The researchers studied 48 incoming first year high school students, 23 of whom were proficient in both Spanish and English. The rest were proficient only in English. The study was funded by NIH's Eunice Kennedy Shriver National Institute of Child Health and Human Development (NICHD). Results appeared in the April 30, 2012, advance online edition of the Proceedings of the National Academy of Sciences.

The researchers played the speech syllable "da" to the teens, using electrodes to record the intensity of their auditory brainstem response. Bilinguals showed a larger response than monolinguals. When the sound was played with a background of babble, monolingual teens had a less intense response than when it was played alone. In contrast, bilinguals showed virtually identical responses with and without the background babble.

In another experiment, the teens were given a selective attention test in which they were asked to click a mouse when a 1, but not a 2, was seen or heard. The test involved 500 trials of 1or 2 seconds each over a period of 20 minutes. The bilingual teens outperformed the monolingual teens on this test.

The researchers then compared the results of the 2 sets of experiments. Among bilingual teens, the intensity of the auditory brainstem response during the babble test correlated with attention test scores. In contrast, there was no correlation among the monolingual teens. These findings suggest that the bilingual experience may help improve selective attention by enhancing the auditory brainstem response.

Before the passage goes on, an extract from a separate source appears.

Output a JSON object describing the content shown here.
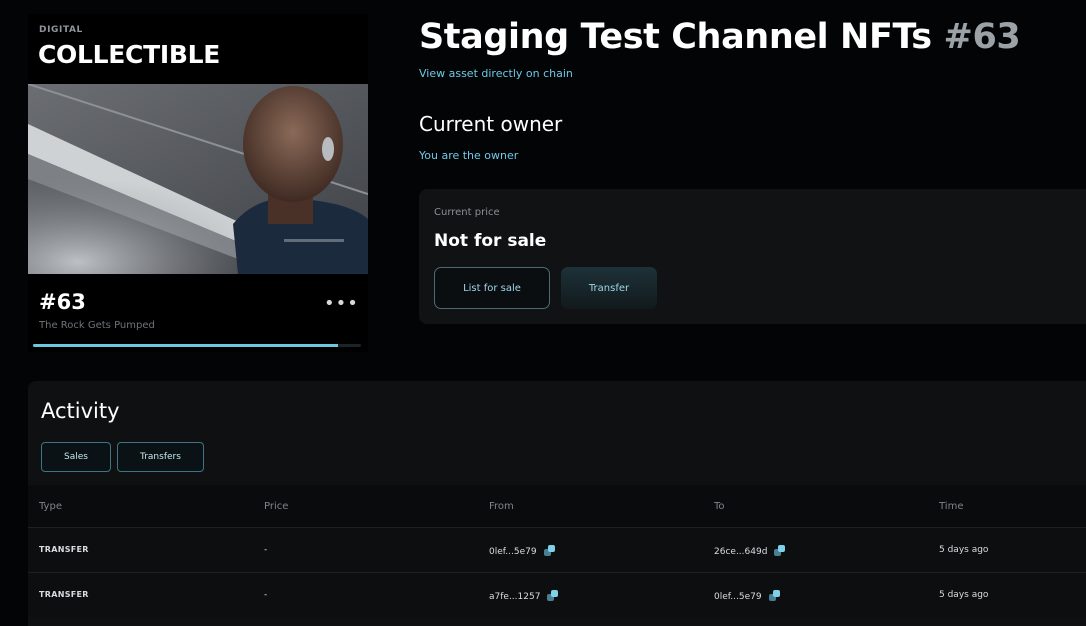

"Bilingualism serves as enrichment for the brain and has real consequences when it comes to executive function, specifically attention and working memory," Kraus says. The team next plans to explore whether learning a language later in life can bring similar benefits.

"The bilingual juggles linguistic input and, it appears, automatically pays greater attention to relevant versus irrelevant sounds," says team member Dr. Viorica Marian. "Rather than promoting linguistic confusion, bilingualism promotes improved 'inhibitory control,' or the ability to pick out relevant speech sounds and ignore others."